Lab Work, Literature, and Finishing Up

Upon returning to Williamsburg, around June 16th, I began the process of interpreting the data I collected in the field. With the help of my advisor, I spent the day organizing data, preparing samples, and setting up what I was to work on for the rest of the summer, until I returned to campus again.

Geologists take detailed descriptions of the rock formations they find in the field, noting characteristic such as color, rock type, mineralogy, primary and secondary structures, and measurements such as orientation of bedding and/or foliation. These descriptions are important not only to the geologist that measured them, but other scientists as well, as they help future researchers continue what previous scientists started. With the assistance of a microscope, I studied the samples I previously collected in the field in greater detail, ensuring that my descriptions were as accurate and thorough as possible. I recorded any new observations along with the ones I had previously made in my field notebook.

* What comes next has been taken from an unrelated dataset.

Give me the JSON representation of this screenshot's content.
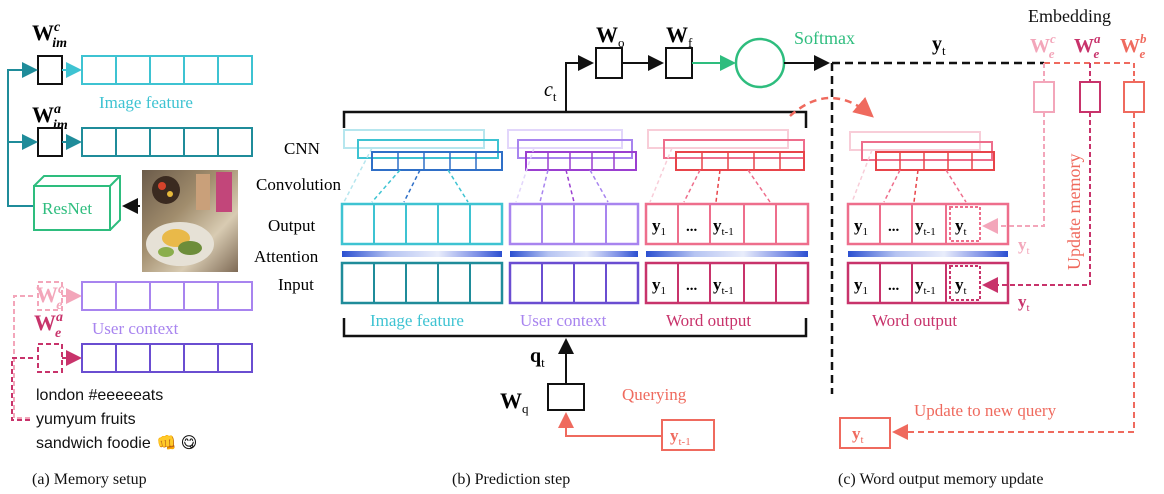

After revisiting my rock descriptions, Chuck Bailey, my advisor, and Ben Weinmann, a recent graduate of W&M, taught me how to cut my samples with a rock saw, so I could use them to measure density and prepare them for observation under a microscope in thin section. Using the rock saw proved to be a bit of a challenge due to the nature of my samples. Most of my collected samples were fault rocks or heavily foliated metamorphic rocks, all fractured to some degree. Because of this, they were prone to crumbling when sawed. Even while going quite slowly to apply the least amount of stress to the samples, I was only able to get a cube of one fault rock sample and one metamorphic sample, and thin sections from those samples plus one additional fault rock. One of my other metamorphic samples, a chlorite breccia, was so heavily fractured I didn’t bother with cutting it. The other sample, a chlorite schist, which was also my oriented sample, I was too nervous to cut, so my advisor offered to attempt cutting it himself later.

While waiting for samples to dry off after cutting them, I met with Chuck in his office to do some dimensional analysis with Google Earth. Using UTM coordinates and strike and dip measurements taken during our traverse, we plotted the waypoints from the traverse as well as made a rough diagram of the fault and its geometry. Surprisingly, the fault looked wavy from the data I collected. Previously, I had only though of faults as having flat scarps, so to see otherwise was quite fascinating.

The challenges with cutting samples proved to not hinder my research terribly, as I had both metamorphic and fault rock samples that had cut well. With the cubic cut samples, I took density measurements of the fault rock (limestone breccia) and metamorphic rock (amphibolite). I found the breccia to have a density of 2.75±0.15 g/cm³ and the amphibolite 3.1±0.2 g/cm³. These values were to be expected since they are upper crustal rocks that have undergone some degree of compressional/shearing force.

After I had completed all this in the lab, Chuck helped me begin to search through the literature for more information on the Castle Cliff Fault. For the rest of my summer, I spent the bulk of my research time parsing through academic literature to understand what leading structural geologists have to say about the Castle Cliff Fault and surrounding region. The mechanics of the fault have been disputed since the mid-twentieth century, so as I read, I tried to gain an understanding of how opinions on the kinematics of the Castle Cliff Fault have changed over the decades. In recent years, geologists have come to believe this fault to be either a detachment fault or gravity-slide event. Based on data presented in the literature, I currently favor the gravity-slide theory, but it won’t be until I have a chance to look at the thin sections I previously prepared that I can say anything conclusively on where I stand on the matter.

Once the thin section slides come back to the lab, my advisor and I will examine them in order to further understand the forces at play in the Castle Cliff Fault. Once I have this data, I will be able to draw some conclusions as to which kind of normal fault applies to the Castle Cliff Fault, whether it is the result of a gravity-slide event or detachment fault. I’m excited to see what information my slides yield, and to present my conclusions later in the coming month.